İNCELEME ve GEREKÇE:
Dava hukuki niteliği itibariyle, —– sözleşmesinin haklı nedenle feshi iddiasına dayalı alacak istemine ilişkindir.
——– karar sayılı ilamlarında ve çok sayıda benzer ilamlarda da vurgulandığı üzere;
TTK’ nun 5(1) maddesi uyarınca ticari davalara bakma görevi Asliye ticaret mahkemesine aittir. 6102 sayılı Türk Ticaret Kanununun 4. maddesine göre bir davanın ticari dava sayılması için; uyuşmazlık konusu işin taraflarının her ikisinin birden tacir ve her iki tarafın ticari işletmesi ile ilgili olması yada tarafların tacir olup olmadıklarına veya işin tarafların ticari işletmesi ile ilgili olup olmamasına bakılmaksızın, TTK da veya diğer kanunlarda o davaya Asliye Ticaret Mahkemesinin bakacağı yönünde bir düzenleme bulunması gerekmektedir .
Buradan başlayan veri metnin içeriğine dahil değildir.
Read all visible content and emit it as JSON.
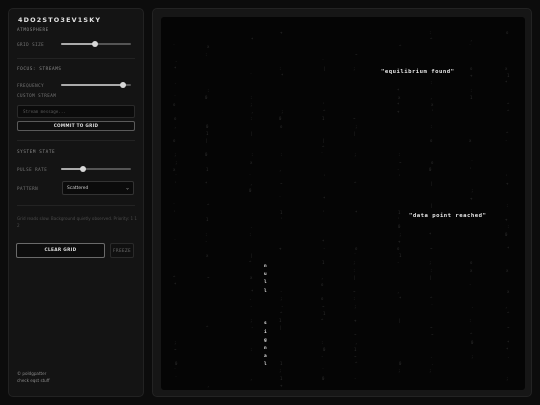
{
  "app": {
    "title": "4DO2STO3EV1SKY"
  },
  "atmosphere": {
    "section_label": "ATMOSPHERE",
    "grid_size_label": "GRID SIZE",
    "grid_size_level": 0.48
  },
  "focus_streams": {
    "section_label": "FOCUS: STREAMS",
    "frequency_label": "FREQUENCY",
    "frequency_level": 0.88,
    "custom_stream_label": "CUSTOM STREAM",
    "custom_stream_placeholder": "Stream message...",
    "commit_label": "COMMIT TO GRID"
  },
  "system_state": {
    "section_label": "SYSTEM STATE",
    "pulse_rate_label": "PULSE RATE",
    "pulse_rate_level": 0.32,
    "pattern_label": "PATTERN",
    "pattern_value": "Scattered"
  },
  "status": {
    "text": "Grid reads slow. Background quietly observed. Priority: 1 1 2"
  },
  "controls": {
    "clear_label": "CLEAR GRID",
    "freeze_label": "FREEZE"
  },
  "credits": {
    "line1": "© poldgpatter",
    "line2": "check eqst stuff"
  },
  "grid": {
    "phrases": [
      {
        "text": "\"equilibrium found\""
      },
      {
        "text": "\"data point reached\""
      }
    ],
    "vertical_stream": [
      "n",
      "u",
      "l",
      "l",
      "",
      "",
      "",
      "s",
      "i",
      "g",
      "n",
      "a",
      "l"
    ],
    "glyph_chars": "0 1 : . | ; ' ` , - ~ ^ * + x o"
  },
  "colors": {
    "background": "#0c0c0c",
    "panel": "#141414",
    "grid_dim": "#2f2f2f",
    "grid_bright": "#e6e6e6",
    "accent_text": "#e8e8e8"
  }
}
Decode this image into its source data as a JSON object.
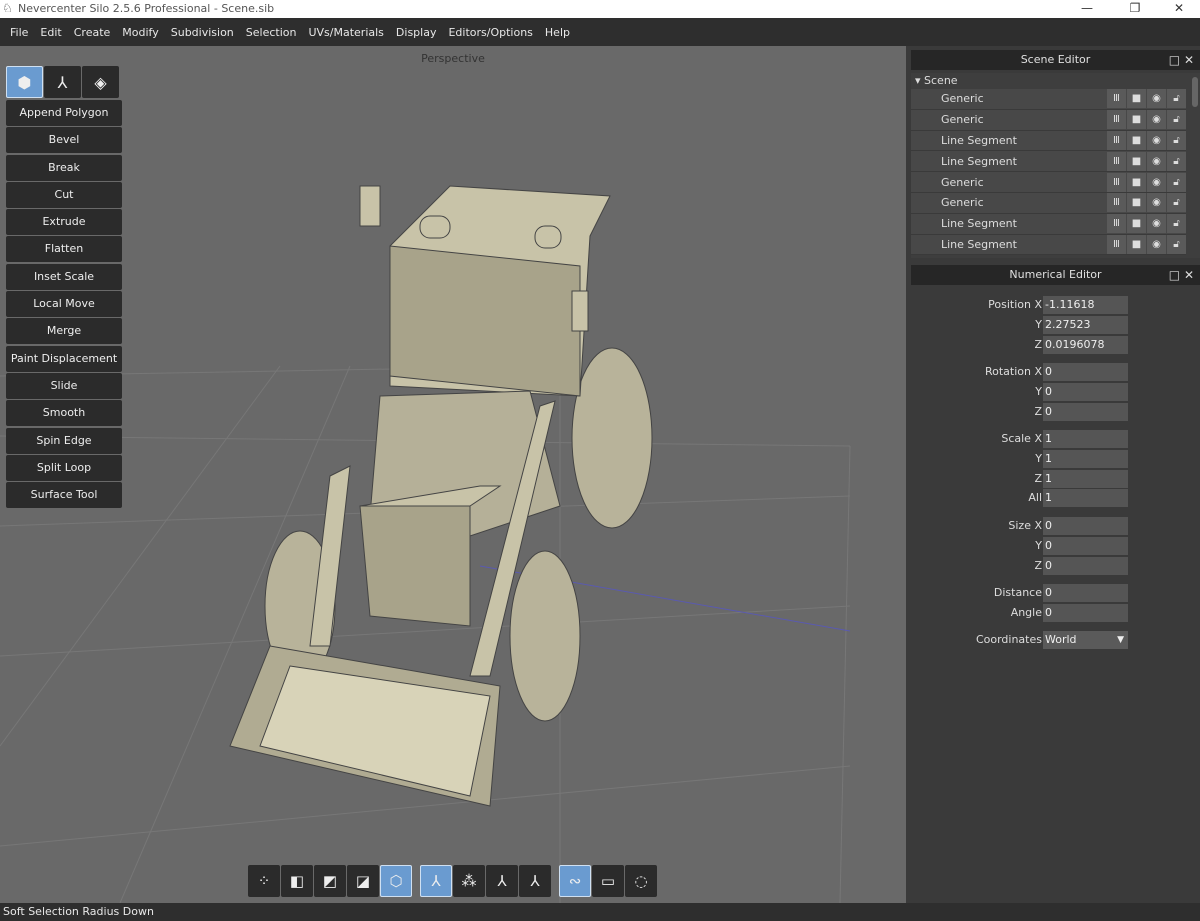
{
  "window": {
    "title": "Nevercenter Silo 2.5.6 Professional - Scene.sib",
    "controls": [
      "minimize",
      "restore",
      "close"
    ]
  },
  "menu": [
    "File",
    "Edit",
    "Create",
    "Modify",
    "Subdivision",
    "Selection",
    "UVs/Materials",
    "Display",
    "Editors/Options",
    "Help"
  ],
  "viewport": {
    "label": "Perspective"
  },
  "modes": [
    {
      "icon": "polygon-mode-icon",
      "active": true
    },
    {
      "icon": "manipulator-icon",
      "active": false
    },
    {
      "icon": "uv-icon",
      "active": false
    }
  ],
  "tools": [
    "Append Polygon",
    "Bevel",
    "Break",
    "Cut",
    "Extrude",
    "Flatten",
    "Inset Scale",
    "Local Move",
    "Merge",
    "Paint Displacement",
    "Slide",
    "Smooth",
    "Spin Edge",
    "Split Loop",
    "Surface Tool"
  ],
  "bottom_toolbar": [
    {
      "icon": "vertex-select-icon",
      "active": false
    },
    {
      "icon": "edge-select-icon",
      "active": false
    },
    {
      "icon": "face-select-icon",
      "active": false
    },
    {
      "icon": "object-vertex-icon",
      "active": false
    },
    {
      "icon": "object-select-icon",
      "active": true
    },
    {
      "icon": "move-manipulator-icon",
      "active": true
    },
    {
      "icon": "scale-manipulator-icon",
      "active": false
    },
    {
      "icon": "rotate-manipulator-icon",
      "active": false
    },
    {
      "icon": "universal-manipulator-icon",
      "active": false
    },
    {
      "icon": "paint-select-icon",
      "active": true
    },
    {
      "icon": "rectangle-select-icon",
      "active": false
    },
    {
      "icon": "lasso-select-icon",
      "active": false
    }
  ],
  "status": "Soft Selection Radius Down",
  "scene_editor": {
    "title": "Scene Editor",
    "root": "Scene",
    "items": [
      "Generic",
      "Generic",
      "Line Segment",
      "Line Segment",
      "Generic",
      "Generic",
      "Line Segment",
      "Line Segment"
    ]
  },
  "numerical_editor": {
    "title": "Numerical Editor",
    "fields": [
      {
        "label": "Position X",
        "value": "-1.11618"
      },
      {
        "label": "Y",
        "value": "2.27523"
      },
      {
        "label": "Z",
        "value": "0.0196078"
      },
      {
        "label": "Rotation X",
        "value": "0"
      },
      {
        "label": "Y",
        "value": "0"
      },
      {
        "label": "Z",
        "value": "0"
      },
      {
        "label": "Scale X",
        "value": "1"
      },
      {
        "label": "Y",
        "value": "1"
      },
      {
        "label": "Z",
        "value": "1"
      },
      {
        "label": "All",
        "value": "1"
      },
      {
        "label": "Size X",
        "value": "0"
      },
      {
        "label": "Y",
        "value": "0"
      },
      {
        "label": "Z",
        "value": "0"
      },
      {
        "label": "Distance",
        "value": "0"
      },
      {
        "label": "Angle",
        "value": "0"
      }
    ],
    "coordinates": {
      "label": "Coordinates",
      "value": "World"
    }
  },
  "colors": {
    "accent": "#6a9bd0",
    "viewport": "#696969",
    "model": "#c8c3a8"
  }
}
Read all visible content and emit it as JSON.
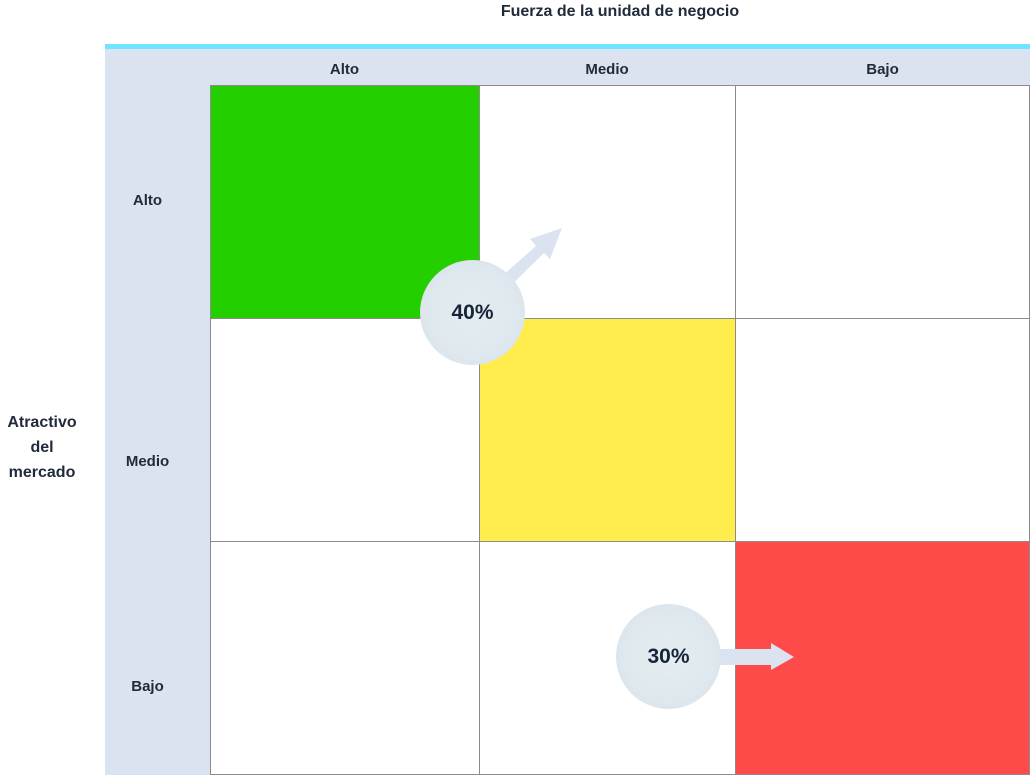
{
  "axis": {
    "x_title": "Fuerza de la unidad de negocio",
    "y_title_lines": [
      "Atractivo",
      "del",
      "mercado"
    ]
  },
  "columns": [
    "Alto",
    "Medio",
    "Bajo"
  ],
  "rows": [
    "Alto",
    "Medio",
    "Bajo"
  ],
  "cells": [
    [
      "#24cf00",
      "#ffffff",
      "#ffffff"
    ],
    [
      "#ffffff",
      "#ffec4d",
      "#ffffff"
    ],
    [
      "#ffffff",
      "#ffffff",
      "#ff4a4a"
    ]
  ],
  "bubbles": [
    {
      "label": "40%"
    },
    {
      "label": "30%"
    }
  ],
  "colors": {
    "accent_rule": "#6ee6ff",
    "band": "#dbe3f1",
    "arrow": "#dbe3f1",
    "text": "#1f2a3a"
  }
}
Tüm dosya kapsamı incelendiğinde , davanın niteliği itibariyle mutlak ticari dava olmadığı görülmüş olup, nispi ticari dava yönünden değerlendirme yapılması için tensip zaptının —- numaralı ara kararlarına istinaden ilgili ticaret odası, vergi dairesi ve esnaf odasına ayrı ayrı müzekkereler yazılmıştır. —–tarihli müzekkere cevabında davalı —– gerçek kişi tacir kaydının bulunmadığının belirtildiği görülmüştür. —– tarihli müzekkere cevabında davalı—– olmadığının belirtildiği görülmüştür. ——- müzekkere cevapları ve ekinde gönderilen belgeler incelendiğinde davalının işletme hesabı esasına göre defter tuttuğu ve kazancının esnaf sınırını aşmadığı görülmekle, tacir sıfatına haiz olmadığı ve ticari işletme kaydı bulunmadığı anlaşılmıştır.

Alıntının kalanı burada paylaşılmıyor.